What has happened?
The chief medical officer for England, Professor Sally Davies, published a report this month finding “conclusive evidence” of the effectiveness of “cannabis based medicinal products” for treating ailments such as chronic pain, chemotherapy-induced vomiting and multiple sclerosis.
The review followed extensive media coverage of the case of 12-year-old Billy Caldwell, who relies on cannabis oil to control epileptic seizures. The oil was confiscated from his mother by UK customs officials in June and could only be used following special intervention from the home secretary.
The case has sparked renewed debate about rules governing the medical and recreational use of cannabis, with former Tory leader William Hague and the chief of Durham police among those now calling for an end to prohibition of the class B substance. The British debate comes at a time when the legal backdrop for the “devil’s lettuce” is changing fast on the other side of the Atlantic.
Where is cannabis legal?
Uruguay decriminalised some drug possession as long ago as 1974 and fully legalised cannabis in 2013. Portugal, meanwhile, decriminalised all drugs – not just cannabis – in 2001. Decriminalisation means that users will no longer incur a criminal record for their habit, although there is still a ban on sales. Legalisation implies that the supply side is also within the law: cultivation, transport and retailing are allowed.
In the US, 31 states now allow marijuana to be used for medical purposes, with Germany, Italy and Spain among several European states authorising it for medical use. Despite being illegal under US federal law, cannabis is legal for recreational use in nine states and decriminalised in another 13. California is the latest state to bring it within the law, while Canada will become the first G7 nation to do so in October.
Why the shift?
Campaigners for legalisation have long pointed out that outlawing the drug has failed. It is widely available and teenagers say they can get hold of it more easily than cigarettes and booze. “Issuing orders to the police to defeat [the use of cannabis] is about as up-to-date and relevant as asking the army to recover the Empire,” as Hague puts it. If the war on cannabis is impossible to win, we should stop wasting money on it. The cash saved on prosecutions would be supplemented by taxing the drug as we do alcohol and cigarettes (which many consider more harmful than pot).
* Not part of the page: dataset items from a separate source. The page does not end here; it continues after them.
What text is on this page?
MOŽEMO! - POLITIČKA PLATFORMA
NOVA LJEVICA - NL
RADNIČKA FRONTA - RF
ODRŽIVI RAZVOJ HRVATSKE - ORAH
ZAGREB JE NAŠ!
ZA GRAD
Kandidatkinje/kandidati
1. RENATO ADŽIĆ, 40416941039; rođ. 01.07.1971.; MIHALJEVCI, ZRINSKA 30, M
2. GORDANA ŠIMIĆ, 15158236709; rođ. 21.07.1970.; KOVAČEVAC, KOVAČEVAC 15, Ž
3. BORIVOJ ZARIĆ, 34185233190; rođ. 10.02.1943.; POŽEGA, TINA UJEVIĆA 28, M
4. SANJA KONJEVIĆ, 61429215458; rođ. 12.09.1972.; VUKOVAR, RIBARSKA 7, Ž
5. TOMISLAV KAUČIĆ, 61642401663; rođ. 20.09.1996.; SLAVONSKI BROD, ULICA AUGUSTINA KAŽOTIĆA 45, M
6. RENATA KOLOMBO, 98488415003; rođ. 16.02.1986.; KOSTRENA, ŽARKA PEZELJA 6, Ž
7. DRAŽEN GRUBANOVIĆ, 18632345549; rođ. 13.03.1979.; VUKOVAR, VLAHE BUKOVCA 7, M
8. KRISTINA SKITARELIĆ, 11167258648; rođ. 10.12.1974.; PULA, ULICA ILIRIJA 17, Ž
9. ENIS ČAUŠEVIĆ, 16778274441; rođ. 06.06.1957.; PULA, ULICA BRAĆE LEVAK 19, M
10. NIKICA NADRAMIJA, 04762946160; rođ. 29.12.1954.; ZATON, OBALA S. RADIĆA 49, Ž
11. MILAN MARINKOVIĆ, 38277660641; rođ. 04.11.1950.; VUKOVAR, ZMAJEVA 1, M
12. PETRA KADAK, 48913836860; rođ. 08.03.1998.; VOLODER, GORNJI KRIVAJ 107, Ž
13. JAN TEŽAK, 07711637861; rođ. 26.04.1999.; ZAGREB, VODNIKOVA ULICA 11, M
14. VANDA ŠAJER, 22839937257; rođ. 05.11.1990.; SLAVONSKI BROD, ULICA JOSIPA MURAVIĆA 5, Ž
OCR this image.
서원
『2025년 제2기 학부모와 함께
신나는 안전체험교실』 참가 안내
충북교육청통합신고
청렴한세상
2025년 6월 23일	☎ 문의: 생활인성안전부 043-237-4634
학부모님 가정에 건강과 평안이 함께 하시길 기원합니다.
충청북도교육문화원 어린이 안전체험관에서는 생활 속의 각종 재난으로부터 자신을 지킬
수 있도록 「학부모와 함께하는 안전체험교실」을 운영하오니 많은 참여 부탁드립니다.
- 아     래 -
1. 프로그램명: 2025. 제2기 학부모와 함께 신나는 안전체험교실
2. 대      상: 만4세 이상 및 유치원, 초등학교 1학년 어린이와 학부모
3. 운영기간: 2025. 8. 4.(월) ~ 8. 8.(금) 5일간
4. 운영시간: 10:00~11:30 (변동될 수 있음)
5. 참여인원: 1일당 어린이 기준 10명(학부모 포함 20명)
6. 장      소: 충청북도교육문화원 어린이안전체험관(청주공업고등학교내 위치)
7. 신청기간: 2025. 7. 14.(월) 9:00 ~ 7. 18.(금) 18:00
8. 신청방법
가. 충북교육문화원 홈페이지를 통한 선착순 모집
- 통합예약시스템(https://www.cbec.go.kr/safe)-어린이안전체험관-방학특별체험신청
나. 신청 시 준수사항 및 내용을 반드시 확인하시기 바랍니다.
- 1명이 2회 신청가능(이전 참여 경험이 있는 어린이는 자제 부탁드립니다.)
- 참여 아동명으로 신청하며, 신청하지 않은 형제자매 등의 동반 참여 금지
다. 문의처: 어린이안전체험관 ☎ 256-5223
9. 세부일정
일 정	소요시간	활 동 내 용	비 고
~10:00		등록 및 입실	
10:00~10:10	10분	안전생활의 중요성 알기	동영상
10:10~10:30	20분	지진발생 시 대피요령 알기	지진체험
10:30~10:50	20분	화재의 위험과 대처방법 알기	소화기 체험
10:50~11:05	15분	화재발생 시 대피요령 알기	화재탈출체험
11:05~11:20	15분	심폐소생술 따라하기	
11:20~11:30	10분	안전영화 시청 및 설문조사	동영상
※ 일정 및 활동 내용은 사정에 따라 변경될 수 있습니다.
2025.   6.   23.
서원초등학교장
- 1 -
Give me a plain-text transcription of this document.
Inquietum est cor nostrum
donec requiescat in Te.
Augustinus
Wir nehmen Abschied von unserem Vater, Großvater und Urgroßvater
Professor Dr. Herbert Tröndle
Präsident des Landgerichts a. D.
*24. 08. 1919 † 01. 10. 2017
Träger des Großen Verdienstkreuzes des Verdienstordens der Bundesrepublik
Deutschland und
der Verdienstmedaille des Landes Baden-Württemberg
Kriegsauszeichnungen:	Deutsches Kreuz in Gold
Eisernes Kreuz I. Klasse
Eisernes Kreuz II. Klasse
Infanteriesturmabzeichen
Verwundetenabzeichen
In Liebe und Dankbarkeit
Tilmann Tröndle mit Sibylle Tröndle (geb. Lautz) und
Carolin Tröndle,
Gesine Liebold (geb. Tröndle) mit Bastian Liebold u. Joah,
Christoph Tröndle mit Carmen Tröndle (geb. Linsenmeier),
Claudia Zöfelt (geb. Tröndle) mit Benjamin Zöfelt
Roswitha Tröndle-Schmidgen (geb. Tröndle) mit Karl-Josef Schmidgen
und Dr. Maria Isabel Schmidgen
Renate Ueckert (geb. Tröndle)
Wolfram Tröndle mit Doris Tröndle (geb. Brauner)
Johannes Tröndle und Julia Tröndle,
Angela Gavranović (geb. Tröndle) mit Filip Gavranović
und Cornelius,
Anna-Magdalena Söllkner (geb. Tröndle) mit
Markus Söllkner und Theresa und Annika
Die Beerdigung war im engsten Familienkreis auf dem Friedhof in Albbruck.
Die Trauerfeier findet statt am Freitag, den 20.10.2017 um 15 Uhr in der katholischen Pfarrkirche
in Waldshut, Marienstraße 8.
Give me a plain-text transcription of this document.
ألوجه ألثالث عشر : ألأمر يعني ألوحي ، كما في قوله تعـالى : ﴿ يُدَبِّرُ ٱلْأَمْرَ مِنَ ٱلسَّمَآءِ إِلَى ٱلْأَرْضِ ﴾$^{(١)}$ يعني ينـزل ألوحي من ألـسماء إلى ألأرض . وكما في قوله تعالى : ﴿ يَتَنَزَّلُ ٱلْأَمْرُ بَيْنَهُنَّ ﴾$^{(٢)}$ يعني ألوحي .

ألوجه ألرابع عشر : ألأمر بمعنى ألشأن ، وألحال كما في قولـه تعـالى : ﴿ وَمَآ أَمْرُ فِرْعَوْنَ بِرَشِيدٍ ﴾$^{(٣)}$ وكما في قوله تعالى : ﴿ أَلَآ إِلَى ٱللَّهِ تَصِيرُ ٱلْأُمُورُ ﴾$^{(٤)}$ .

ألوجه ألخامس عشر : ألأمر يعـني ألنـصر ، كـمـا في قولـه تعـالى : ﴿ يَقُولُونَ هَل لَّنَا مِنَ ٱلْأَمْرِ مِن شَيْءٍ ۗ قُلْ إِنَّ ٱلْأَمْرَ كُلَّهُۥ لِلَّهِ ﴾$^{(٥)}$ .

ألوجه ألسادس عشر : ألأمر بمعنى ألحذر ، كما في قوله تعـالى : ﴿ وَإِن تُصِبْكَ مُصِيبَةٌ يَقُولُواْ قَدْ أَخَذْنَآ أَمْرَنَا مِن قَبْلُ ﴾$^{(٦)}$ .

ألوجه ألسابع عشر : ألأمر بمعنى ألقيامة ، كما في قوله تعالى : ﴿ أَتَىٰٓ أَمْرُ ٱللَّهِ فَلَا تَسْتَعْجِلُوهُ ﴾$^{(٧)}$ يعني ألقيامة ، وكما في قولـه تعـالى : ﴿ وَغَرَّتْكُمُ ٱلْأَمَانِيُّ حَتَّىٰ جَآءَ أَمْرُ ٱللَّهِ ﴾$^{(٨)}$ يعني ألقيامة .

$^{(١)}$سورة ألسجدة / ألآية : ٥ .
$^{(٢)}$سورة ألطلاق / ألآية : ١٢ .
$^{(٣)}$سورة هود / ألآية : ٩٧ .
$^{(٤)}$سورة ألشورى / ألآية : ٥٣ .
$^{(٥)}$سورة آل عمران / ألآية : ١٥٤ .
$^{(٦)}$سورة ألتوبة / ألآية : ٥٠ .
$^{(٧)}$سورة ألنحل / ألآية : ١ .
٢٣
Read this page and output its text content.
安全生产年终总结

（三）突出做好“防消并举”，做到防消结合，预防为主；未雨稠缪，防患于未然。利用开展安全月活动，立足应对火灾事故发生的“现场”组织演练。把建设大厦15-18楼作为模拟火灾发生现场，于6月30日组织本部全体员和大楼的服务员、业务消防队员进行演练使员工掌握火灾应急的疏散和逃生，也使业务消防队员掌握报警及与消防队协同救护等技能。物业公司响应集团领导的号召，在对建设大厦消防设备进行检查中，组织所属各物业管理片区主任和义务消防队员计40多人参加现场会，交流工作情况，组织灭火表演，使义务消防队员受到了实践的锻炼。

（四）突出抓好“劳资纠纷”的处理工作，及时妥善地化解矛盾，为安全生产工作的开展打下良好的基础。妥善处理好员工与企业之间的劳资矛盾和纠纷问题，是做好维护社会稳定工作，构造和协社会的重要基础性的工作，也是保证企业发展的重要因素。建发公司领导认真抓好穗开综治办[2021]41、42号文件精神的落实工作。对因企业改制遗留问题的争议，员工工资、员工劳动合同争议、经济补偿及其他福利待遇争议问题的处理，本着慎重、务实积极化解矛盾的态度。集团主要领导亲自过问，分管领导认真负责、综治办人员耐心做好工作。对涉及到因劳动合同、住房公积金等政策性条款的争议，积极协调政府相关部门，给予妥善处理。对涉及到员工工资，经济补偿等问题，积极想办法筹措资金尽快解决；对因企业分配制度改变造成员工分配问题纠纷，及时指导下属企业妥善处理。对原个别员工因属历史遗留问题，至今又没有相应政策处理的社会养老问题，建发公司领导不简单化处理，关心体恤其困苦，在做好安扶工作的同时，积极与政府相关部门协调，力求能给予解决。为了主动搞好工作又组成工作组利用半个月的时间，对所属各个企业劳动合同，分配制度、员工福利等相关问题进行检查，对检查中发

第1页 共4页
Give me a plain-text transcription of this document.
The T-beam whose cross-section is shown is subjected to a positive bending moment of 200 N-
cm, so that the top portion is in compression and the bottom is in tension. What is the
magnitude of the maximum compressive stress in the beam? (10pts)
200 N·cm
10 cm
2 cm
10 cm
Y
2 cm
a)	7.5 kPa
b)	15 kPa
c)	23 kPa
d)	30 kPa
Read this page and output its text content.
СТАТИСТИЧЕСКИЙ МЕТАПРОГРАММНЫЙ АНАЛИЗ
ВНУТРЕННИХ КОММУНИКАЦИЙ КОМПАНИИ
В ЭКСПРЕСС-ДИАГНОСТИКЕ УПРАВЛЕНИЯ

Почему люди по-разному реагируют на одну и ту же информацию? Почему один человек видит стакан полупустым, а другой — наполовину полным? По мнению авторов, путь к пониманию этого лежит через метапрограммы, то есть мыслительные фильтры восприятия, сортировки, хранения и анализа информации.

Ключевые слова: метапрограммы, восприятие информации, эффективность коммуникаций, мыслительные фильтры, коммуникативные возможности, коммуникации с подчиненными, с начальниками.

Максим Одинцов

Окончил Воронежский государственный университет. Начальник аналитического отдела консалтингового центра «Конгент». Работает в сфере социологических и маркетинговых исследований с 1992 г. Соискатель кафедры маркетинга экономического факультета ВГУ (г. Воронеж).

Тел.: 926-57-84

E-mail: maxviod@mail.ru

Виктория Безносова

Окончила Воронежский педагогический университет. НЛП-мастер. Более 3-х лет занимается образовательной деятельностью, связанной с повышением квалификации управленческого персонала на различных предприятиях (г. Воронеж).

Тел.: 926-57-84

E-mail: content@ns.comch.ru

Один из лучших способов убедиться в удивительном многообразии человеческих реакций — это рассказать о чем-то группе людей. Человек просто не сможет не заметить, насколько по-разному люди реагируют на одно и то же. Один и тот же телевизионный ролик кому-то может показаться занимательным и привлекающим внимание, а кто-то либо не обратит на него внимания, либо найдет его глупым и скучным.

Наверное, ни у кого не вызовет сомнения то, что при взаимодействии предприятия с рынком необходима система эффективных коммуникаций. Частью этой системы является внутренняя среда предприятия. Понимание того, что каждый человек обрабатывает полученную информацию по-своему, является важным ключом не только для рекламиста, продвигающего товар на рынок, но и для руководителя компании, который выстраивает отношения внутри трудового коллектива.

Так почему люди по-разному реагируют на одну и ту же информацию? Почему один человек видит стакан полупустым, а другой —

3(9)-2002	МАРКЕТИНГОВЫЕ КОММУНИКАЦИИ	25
Finally, the potency of the drug has increased sharply in recent years, with skunk, a strong form of cannabis that has been linked to psychosis, becoming more prevalent. Such strains now make up some 94% of police seizures of cannabis. If the drug were regulated by the state, the versions on sale could be made weaker and people would be more willing to come forward and have any associated mental-health problems treated.
What benefits can we expect?
“Done properly, the legalisation of cannabis is a win-win-win,” says Chris Snowdon of the Institute of Economic Affairs (IEA). “Criminals lose a lucrative industry, consumers get a better, safer and cheaper product, and the burden on the general taxpayer is reduced.”
The IEA reckons that Britain’s black market is worth £2.6bn a year. If licensed pot comprised the vast majority of the market, and it was taxed at 20% VAT plus a 30% excise tax, £690m would be raised, it estimates. Legalisation also implies new jobs and businesses springing up, generating more tax revenue. The savings to pubic services, meanwhile, would amount to around £300m, says the IEA.
What does the US experience tell us?
Legalised cannabis has provided a welcome fillip for stretched government coffers. Nevada legalised marijuana last summer and derived an instant fiscal boost, drawing $20m in extra tax revenue in just six months. Colorado, the first state to legalise recreational weed, raked in $506m in taxes and fees between January 2014, when sales began, and the summer of 2017. For context, annual government spending in Colorado in 2016 was around $36bn.
A new Canadian excise tax is forecast to yield C$1bn (£580m) in extra federal annual revenue eventually. Canada is also hoping that it can steal an advantage in the growing marijuana business, with Ontario-based Canopy Growth Corporation listed on the New York Stock Exchange and boasting a market capitalisation of almost US$6bn (£4.5bn).
Somewhat surprisingly, the UK also enjoys a strong position in the medical marijuana business despite tough legal restrictions. The UN reported in March that Britain is the world’s largest exporter of legal marijuana, mainly due to domestic production of Sativex, a cannabis-based medicine used to treat multiple sclerosis.
So will Britain legalise cannabis?
The recent outcry about medical marijuana has certainly given politicians cause to re-examine rules about what doctors can prescribe to their patients, but wider liberalisation looks unlikely in the short-term.
A YouGov poll in May found three-quarters of the public in favour of medical marijuana, but opinion split down the middle on recreational use, with 43% backing legalisation and 41% opposed. Just 19% of those aged 18-24 support the current arrangements, suggesting that in the long-term Britain may well join the growing global legalisation trend.
However, that appears unlikely so long as Theresa May remains prime minister. A proponent of tough anti-drug policies, during her time as home secretary May pushed through legislation to ban “legal highs” that was so broad that there were fears that even church incense had been outlawed. Still, the momentum in favour of ending prohibition is building globally as the evidence for its failure piles up.